Inquirer editorial: Helping Atlantic City by not hurting it

1200 ballys rainy ac boardwalk
A rainy day outside Bally's Casino in Atlantic City.

Maybe Gov. Christie was bluffing, but his threatened opposition to North Jersey casinos would do more good for Atlantic City's flailing economy than the takeover bill he was pushing. More casinos will only accelerate Atlantic City's losses and make a rebound that much more difficult.

Facing heightened casino competition in nearby Philadelphia and New York, four of Atlantic City's 12 casinos were shuttered in 2014, and the losses cascaded into a fiscal crisis so severe that the city could run out of cash Friday. Heightening the drama, Christie sued the city Monday for $30 million in property tax revenue owed to its schools.

The governor threatened to block North Jersey casinos in an effort to make the state Assembly pass legislation to take over Atlantic City, giving the state imperial powers to fire employees, sell assets, and break contracts. The city does need significant changes, including hard bargaining with unions. But local officials argue that they are already taking those steps and more outlined by an emergency management team Christie hired last year at a cost of $2.6 million. And they rightly observe that state takeovers of Camden and other jurisdictions have failed. The city would be better off working to reduce costs and increase revenues under the state fiscal oversight that has been in effect since 2010.

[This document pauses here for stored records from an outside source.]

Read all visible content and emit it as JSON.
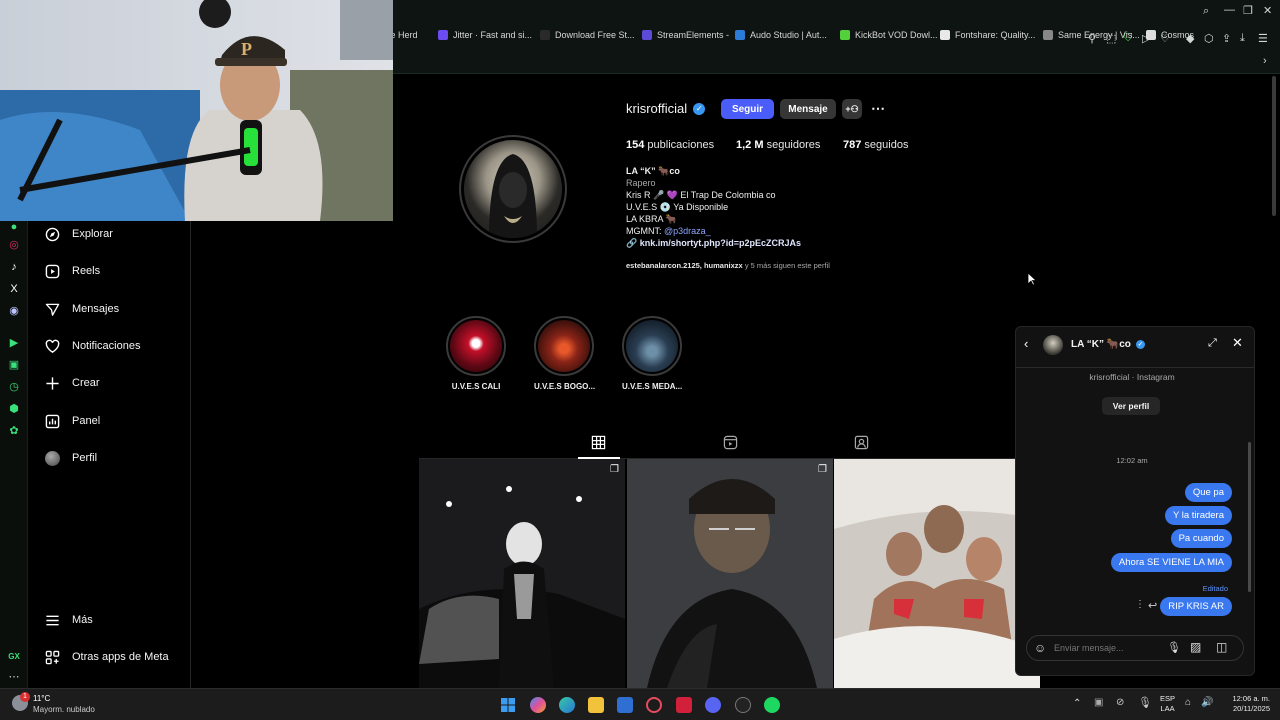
{
  "browser": {
    "bookmarks": [
      {
        "label": "ive Herd",
        "color": "#d04a2a"
      },
      {
        "label": "Jitter · Fast and si...",
        "color": "#6a4cf0"
      },
      {
        "label": "Download Free St...",
        "color": "#2a2a2a"
      },
      {
        "label": "StreamElements -",
        "color": "#5b4bd6"
      },
      {
        "label": "Audo Studio | Aut...",
        "color": "#2d7bd8"
      },
      {
        "label": "KickBot VOD Dowl...",
        "color": "#53d13c"
      },
      {
        "label": "Fontshare: Quality...",
        "color": "#e8e8e8"
      },
      {
        "label": "Same Energy | Vis...",
        "color": "#888888"
      },
      {
        "label": "Cosmos",
        "color": "#dddddd"
      }
    ]
  },
  "nav": {
    "items": [
      {
        "label": "Explorar",
        "icon": "compass-icon"
      },
      {
        "label": "Reels",
        "icon": "reels-icon"
      },
      {
        "label": "Mensajes",
        "icon": "messages-icon"
      },
      {
        "label": "Notificaciones",
        "icon": "heart-icon"
      },
      {
        "label": "Crear",
        "icon": "plus-icon"
      },
      {
        "label": "Panel",
        "icon": "dashboard-icon"
      },
      {
        "label": "Perfil",
        "icon": "avatar-icon"
      }
    ],
    "more": "Más",
    "meta_apps": "Otras apps de Meta"
  },
  "profile": {
    "username": "krisrofficial",
    "follow_btn": "Seguir",
    "message_btn": "Mensaje",
    "posts_count": "154",
    "posts_label": "publicaciones",
    "followers_count": "1,2 M",
    "followers_label": "seguidores",
    "following_count": "787",
    "following_label": "seguidos",
    "display_name": "LA “K” 🐂co",
    "category": "Rapero",
    "bio_lines": [
      "Kris R 🎤 💜 El Trap De Colombia co",
      "U.V.E.S 💿 Ya Disponible",
      "LA KBRA 🐂"
    ],
    "mgmt_label": "MGMNT:",
    "mgmt_handle": "@p3draza_",
    "link": "knk.im/shortyt.php?id=p2pEcZCRJAs",
    "followed_by_names": "estebanalarcon.2125, humanixzx",
    "followed_by_rest": "y 5 más siguen este perfil"
  },
  "highlights": [
    {
      "label": "U.V.E.S CALI"
    },
    {
      "label": "U.V.E.S BOGO..."
    },
    {
      "label": "U.V.E.S MEDA..."
    }
  ],
  "dm": {
    "title": "LA “K” 🐂co",
    "subtitle": "krisrofficial · Instagram",
    "view_profile": "Ver perfil",
    "timestamp": "12:02 am",
    "messages": [
      "Que pa",
      "Y la tiradera",
      "Pa cuando",
      "Ahora SE VIENE LA MIA"
    ],
    "edited_label": "Editado",
    "last_message": "RIP KRIS AR",
    "input_placeholder": "Enviar mensaje..."
  },
  "taskbar": {
    "weather_temp": "11°C",
    "weather_desc": "Mayorm. nublado",
    "weather_badge": "1",
    "lang_top": "ESP",
    "lang_bottom": "LAA",
    "time": "12:06 a. m.",
    "date": "20/11/2025"
  },
  "colors": {
    "accent": "#4a5df9",
    "bubble": "#3a78f0",
    "verified": "#3897f0"
  }
}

In addition, a companion bill has more potential to help the city than the takeover legislation. It would stabilize local finances by allowing the casinos to make predictable payments in lieu of property taxes, which have been perpetually appealed and reduced in recent years.

The current PILOT (payments in lieu of taxes) bill contains a clause allowing the casinos to drop out of the deal if the state allows gambling in the north. It would be better for Trenton to guarantee that no more casinos will be built for at least the duration of the PILOT agreement, allowing the city a chance to right itself during a period of stable tax receipts while preserving its statewide gambling monopoly. That would help the city and state make more serious efforts to diversify its economy and tourism by taking advantage of assets beyond gambling, including its seaside location.

The North Jersey casinos would provide an unknown amount of money to Atlantic City for redevelopment, but the proceeds are already being divided up by politicians for their favorite donors and other interests. The determined push for more casinos shows that New Jersey's politicians and bosses are more interested in maximizing gambling revenues than helping the troubled gambling resort they created. There are no easy solutions to Atlantic City's problems, but cutting into its customer base, and cutting the city out of decision-making, won't solve anything.